Our Exagmination Round His Factification for Incamination of Work in Progress
- First edition
- Genre: Essay Collection
- Publication date: 1929

= Our Exagmination Round His Factification for Incamination of Work in Progress =

1929 work regarding James Joyce's then-unfinished Finnigan's Wake

Our Exagmination Round His Factification for Incamination of Work in Progress is a 1929 collection of critical essays, and two letters, on the subject of James Joyce's book Finnegans Wake, then being published in discrete sections under the title Work in Progress. All the essays are by writers who knew Joyce personally and who followed the book through its development:

- Samuel Beckett ("Dante... Bruno. Vico.. Joyce")
- Marcel Brion ("The Idea of Time in the Work of James Joyce")
- Frank Budgen ("James Joyce's Work in Progress and Old Norse Poetry")
- Stuart Gilbert ("Prolegomena to Work in Progress")
- Eugene Jolas ("The Revolution of Language and James Joyce")
- Victor Llona ("I Dont Know What to Call It but Its Mighty Unlikely Prose")
- Robert McAlmon ("Mr. Joyce Directs an Irish Word Ballet")
- Thomas MacGreevy ("The Catholic Element in Work in Progress")
- Elliot Paul ("Mr. Joyce's Treatment of Plot")
- John Rodker ("Joyce and His Dynamic")
- Robert Sage ("Before Ulysses - and After")
- William Carlos Williams ("A Point for American Criticism")

Two "letters of protest" are also included in the Exagmination, from G.V.L. Slingsby ("Writes a Common Reader") and Vladimir Dixon ("A Litter to James Joyce"). "G.V.L. Slingsby" was the pseudonym of a woman journalist who complained about the difficulty of Work in Progress to Sylvia Beach, the publisher of Joyce's Ulysses. Since Joyce wanted the collection to contain negative as well as positive criticism, Beach invited the woman to write a pseudonymous article in dispraise of Joyce's new work. The journalist complied, choosing her pseudonym from Edward Lear's The Story of the Four Little Children Who Went Round the World.

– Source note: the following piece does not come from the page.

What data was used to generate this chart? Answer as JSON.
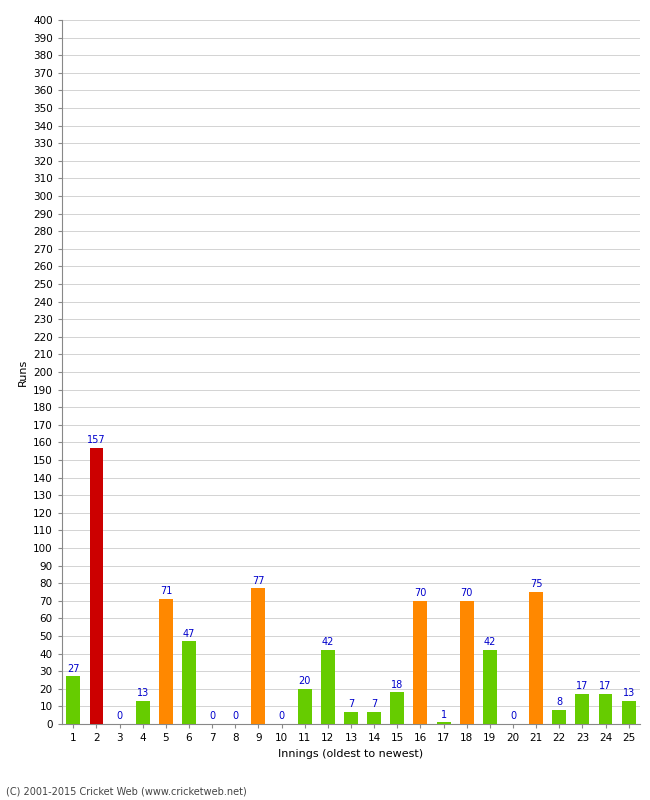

Stuart Gilbert and Sylvia Beach believed that Joyce wrote the second letter of protest himself, as it is addressed to "Mr. Germs Choice" and "Shame's Voice" alternately (two puns on Joyce's name), and the letter itself is written in a pastiche of the punning style that Joyce was then using in his published work. Their assumption, however, was challenged and proven false by the discovery in the late 1970s of a number of books and letters authored by the historical Vladimir Dixon, a minor poet of Russian verse living in France during the 1920s.